Mardi 21 septembre 2010

Depuis le temps que je devais écrire une chtite bafouille sur mon jeu de chevet, celui qu’on a plaisir à se faire un fois chaque année…

Pour l’ anecdote, “Project IGI” est un FPS développé par Innerloop Studios, qui aura droit à une suite : “IGI-2 Covert Strike”. Ce sera d’ailleurs le dernier jeu de ce studio, ce qui éliminera toute chance de voir un troisième volet.

L’histoire est simple : vous incarnez David L. Jones, un agent spécial surentrainé, dont la mission sera de mettre un terme à un trafic d’arme, chaperonné par un certain Priboï. Le scénario s’affinera pour proposer une intrigue un peu plus complexe (c’est pas non plus du Clancy), donnant l’occasion de voir du terrain.

Et c’est justement là la force d’ IGI : son moteur graphique étant celui d’un simulateur de vol, la distance de vue est impressionnante…à l’époque, mais encore aujourd’hui, soit près de 10 ans après sa sortie.
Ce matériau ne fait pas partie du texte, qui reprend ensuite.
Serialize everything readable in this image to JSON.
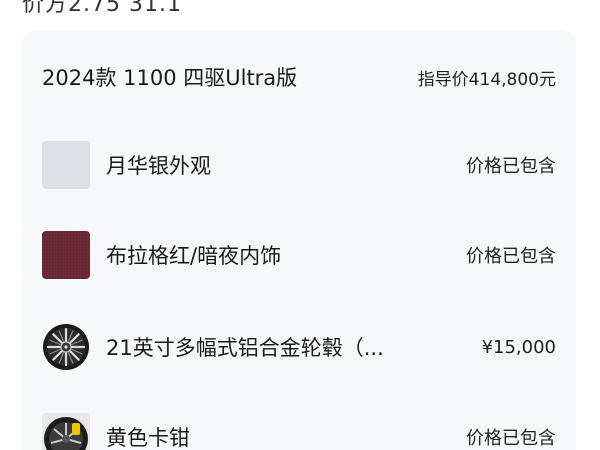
{
  "top_cut_text": "价方2.75 31.1",
  "config": {
    "model_title": "2024款 1100 四驱Ultra版",
    "guide_price": "指导价414,800元"
  },
  "options": [
    {
      "label": "月华银外观",
      "price": "价格已包含",
      "icon": "silver-swatch",
      "color": "#dcdfe4"
    },
    {
      "label": "布拉格红/暗夜内饰",
      "price": "价格已包含",
      "icon": "red-swatch",
      "color": "#6d2a37"
    },
    {
      "label": "21英寸多幅式铝合金轮毂（...",
      "price": "¥15,000",
      "icon": "wheel-icon"
    },
    {
      "label": "黄色卡钳",
      "price": "价格已包含",
      "icon": "caliper-icon"
    }
  ]
}
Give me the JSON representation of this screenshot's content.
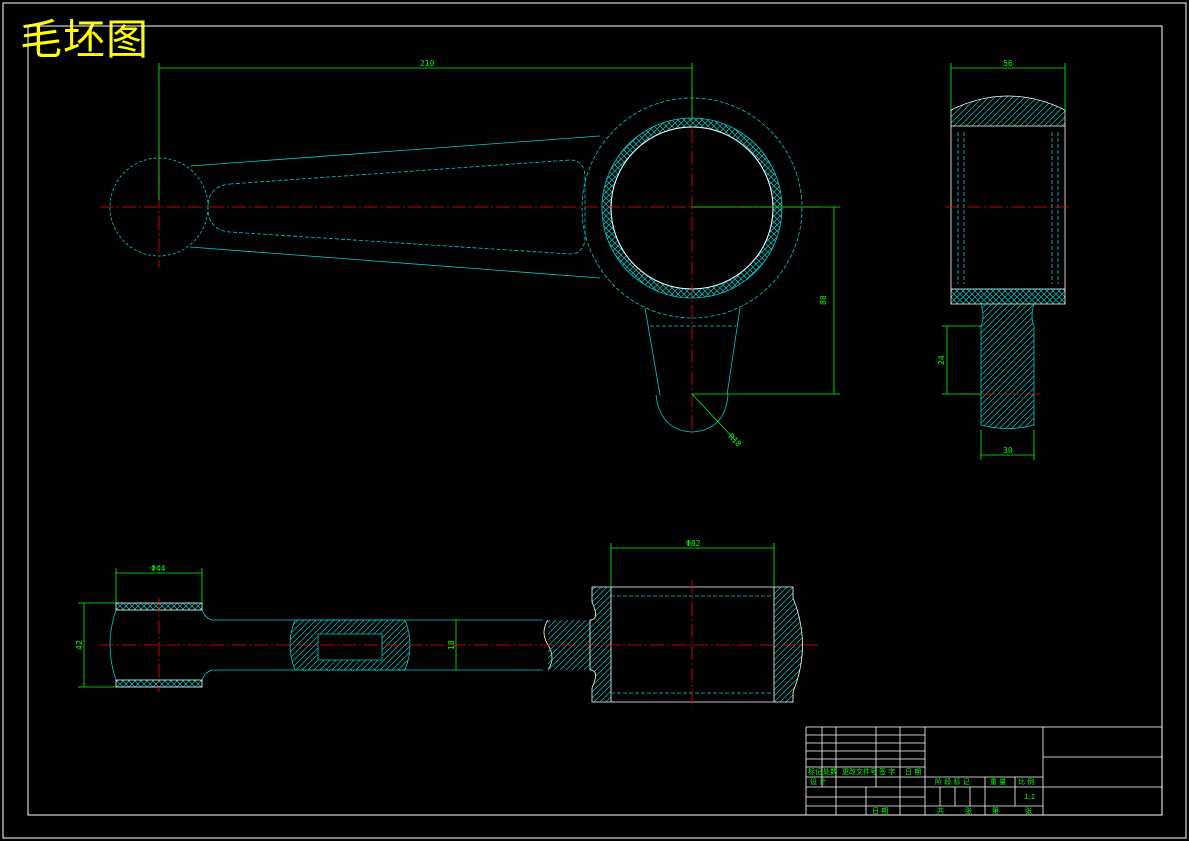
{
  "drawing": {
    "title": "毛坯图"
  },
  "dimensions": {
    "center_distance": "210",
    "big_end_width": "56",
    "offset_height": "88",
    "boss_height": "24",
    "boss_width": "30",
    "small_radius": "R18",
    "small_end_dia": "Φ44",
    "small_end_height": "42",
    "web_thickness": "18",
    "big_bore_dia": "Φ82"
  },
  "title_block": {
    "marks": [
      "标记",
      "处数",
      "更改文件号",
      "签 字",
      "日 期"
    ],
    "designer": "设 计",
    "approve_date": "日 期",
    "stage": [
      "阶 段 标 记",
      "重 量",
      "比 例"
    ],
    "scale": "1:1",
    "sheet": [
      "共",
      "张",
      "第",
      "张"
    ]
  },
  "colors": {
    "frame": "#ffffff",
    "outline": "#00cccc",
    "center": "#ff0000",
    "dimension": "#00ff00",
    "title": "#ffff00"
  }
}
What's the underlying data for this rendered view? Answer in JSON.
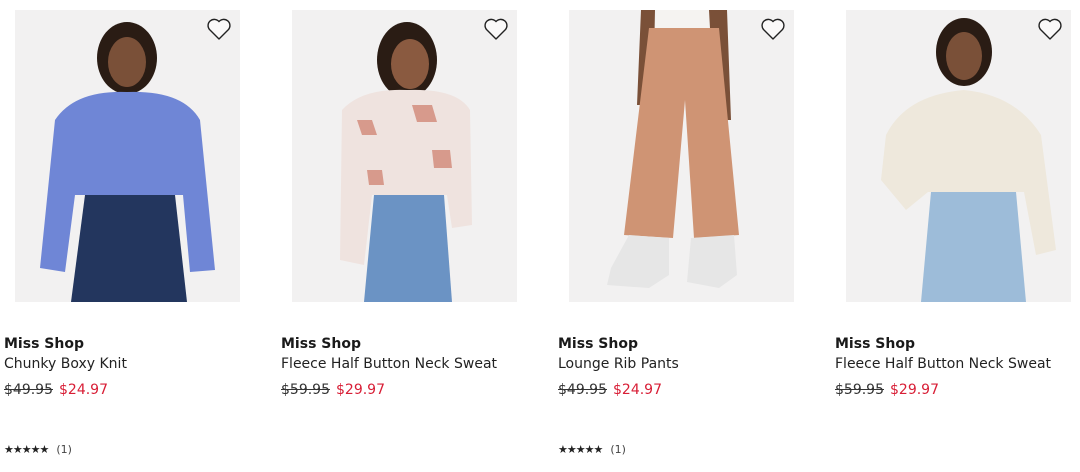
{
  "colors": {
    "sale": "#d81e36",
    "text": "#1a1a1a",
    "image_bg": "#f2f1f1"
  },
  "products": [
    {
      "brand": "Miss Shop",
      "name": "Chunky Boxy Knit",
      "was_price": "$49.95",
      "price": "$24.97",
      "has_rating": true,
      "stars": "★★★★★",
      "review_count": "(1)",
      "wishlist_icon": "heart-outline-icon",
      "image_top_color": "#6f86d6",
      "image_bottom_color": "#23365e",
      "image_skin": "#7a5038"
    },
    {
      "brand": "Miss Shop",
      "name": "Fleece Half Button Neck Sweat",
      "was_price": "$59.95",
      "price": "$29.97",
      "has_rating": false,
      "stars": "",
      "review_count": "",
      "wishlist_icon": "heart-outline-icon",
      "image_top_color": "#efe3df",
      "image_bottom_color": "#6b93c4",
      "image_skin": "#8a5a40"
    },
    {
      "brand": "Miss Shop",
      "name": "Lounge Rib Pants",
      "was_price": "$49.95",
      "price": "$24.97",
      "has_rating": true,
      "stars": "★★★★★",
      "review_count": "(1)",
      "wishlist_icon": "heart-outline-icon",
      "image_top_color": "#f5f3f1",
      "image_bottom_color": "#cf9474",
      "image_skin": "#7a5038"
    },
    {
      "brand": "Miss Shop",
      "name": "Fleece Half Button Neck Sweat",
      "was_price": "$59.95",
      "price": "$29.97",
      "has_rating": false,
      "stars": "",
      "review_count": "",
      "wishlist_icon": "heart-outline-icon",
      "image_top_color": "#eee8dc",
      "image_bottom_color": "#9dbcd9",
      "image_skin": "#7a5038"
    }
  ]
}
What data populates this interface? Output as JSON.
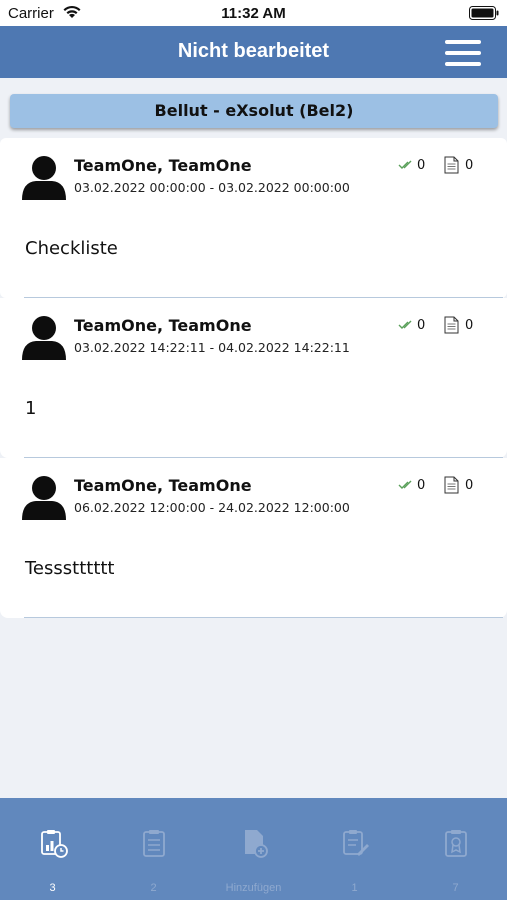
{
  "status_bar": {
    "carrier": "Carrier",
    "time": "11:32 AM"
  },
  "nav": {
    "title": "Nicht bearbeitet",
    "icon": "hamburger-menu-icon"
  },
  "context_header": {
    "label": "Bellut - eXsolut (Bel2)"
  },
  "entries": [
    {
      "name": "TeamOne, TeamOne",
      "date_range": "03.02.2022 00:00:00 - 03.02.2022 00:00:00",
      "checks": "0",
      "docs": "0",
      "text": "Checkliste"
    },
    {
      "name": "TeamOne, TeamOne",
      "date_range": "03.02.2022 14:22:11 - 04.02.2022 14:22:11",
      "checks": "0",
      "docs": "0",
      "text": "1"
    },
    {
      "name": "TeamOne, TeamOne",
      "date_range": "06.02.2022 12:00:00 - 24.02.2022 12:00:00",
      "checks": "0",
      "docs": "0",
      "text": "Tessstttttt"
    }
  ],
  "tabs": [
    {
      "label": "3",
      "icon": "checklist-clock-icon",
      "active": true
    },
    {
      "label": "2",
      "icon": "clipboard-icon",
      "active": false
    },
    {
      "label": "Hinzufügen",
      "icon": "add-document-icon",
      "active": false
    },
    {
      "label": "1",
      "icon": "clipboard-edit-icon",
      "active": false
    },
    {
      "label": "7",
      "icon": "clipboard-badge-icon",
      "active": false
    }
  ],
  "colors": {
    "nav": "#4e78b2",
    "tab_bar": "#6188bd",
    "header": "#9cc0e4",
    "check": "#5aa05a"
  }
}
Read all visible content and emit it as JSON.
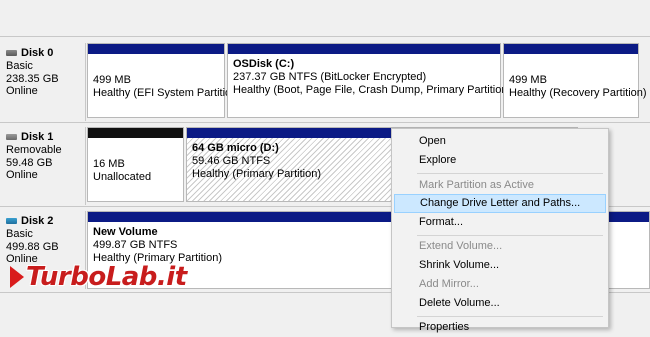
{
  "disks": [
    {
      "name": "Disk 0",
      "type": "Basic",
      "size": "238.35 GB",
      "status": "Online",
      "icon": "hdd-icon"
    },
    {
      "name": "Disk 1",
      "type": "Removable",
      "size": "59.48 GB",
      "status": "Online",
      "icon": "usb-drive-icon"
    },
    {
      "name": "Disk 2",
      "type": "Basic",
      "size": "499.88 GB",
      "status": "Online",
      "icon": "disk-icon"
    }
  ],
  "partitions": {
    "d0p1": {
      "size": "499 MB",
      "desc": "Healthy (EFI System Partition"
    },
    "d0p2": {
      "title": "OSDisk (C:)",
      "size": "237.37 GB NTFS (BitLocker Encrypted)",
      "desc": "Healthy (Boot, Page File, Crash Dump, Primary Partition)"
    },
    "d0p3": {
      "size": "499 MB",
      "desc": "Healthy (Recovery Partition)"
    },
    "d1p1": {
      "size": "16 MB",
      "desc": "Unallocated"
    },
    "d1p2": {
      "title": "64 GB micro  (D:)",
      "size": "59.46 GB NTFS",
      "desc": "Healthy (Primary Partition)"
    },
    "d2p1": {
      "title": "New Volume",
      "size": "499.87 GB NTFS",
      "desc": "Healthy (Primary Partition)"
    }
  },
  "menu": [
    {
      "label": "Open",
      "enabled": true
    },
    {
      "label": "Explore",
      "enabled": true
    },
    {
      "label": "Mark Partition as Active",
      "enabled": false
    },
    {
      "label": "Change Drive Letter and Paths...",
      "enabled": true,
      "highlighted": true
    },
    {
      "label": "Format...",
      "enabled": true
    },
    {
      "label": "Extend Volume...",
      "enabled": false
    },
    {
      "label": "Shrink Volume...",
      "enabled": true
    },
    {
      "label": "Add Mirror...",
      "enabled": false
    },
    {
      "label": "Delete Volume...",
      "enabled": true
    },
    {
      "label": "Properties",
      "enabled": true
    }
  ],
  "watermark": "TurboLab.it",
  "colors": {
    "primary_bar": "#0b1a85",
    "unallocated_bar": "#101010",
    "highlight": "#cce8ff"
  }
}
Sur les 14 niveaux qui composent le jeu, 13 vous expédient dans des décors qui s’étendent à perte de vue, et qu’il est possible de visiter comme bon vous semble. Cela nous change de “Bad company 2″ qui ne vous laisse même pas faire une petite promenade dans ces décors, sous peine de passer l’arme à gauche (FUUUUUCCCKKKKK).

A vous donc les aventures champêtres en pleine zone montagneuse de l’U.R.S.S., que ce soit dans des décors enneigés,   aux abords d’un centrale nucléaire sous un coucher de soleil magnifique, ou sous la pluie aux environs d’une base aérienne. Un panel graphique étendu, sublimé par un environnement sonore très riche,  une restitution du blizzard qui vous frigorifie ou encore les bruits environnants qui vous immergent illico.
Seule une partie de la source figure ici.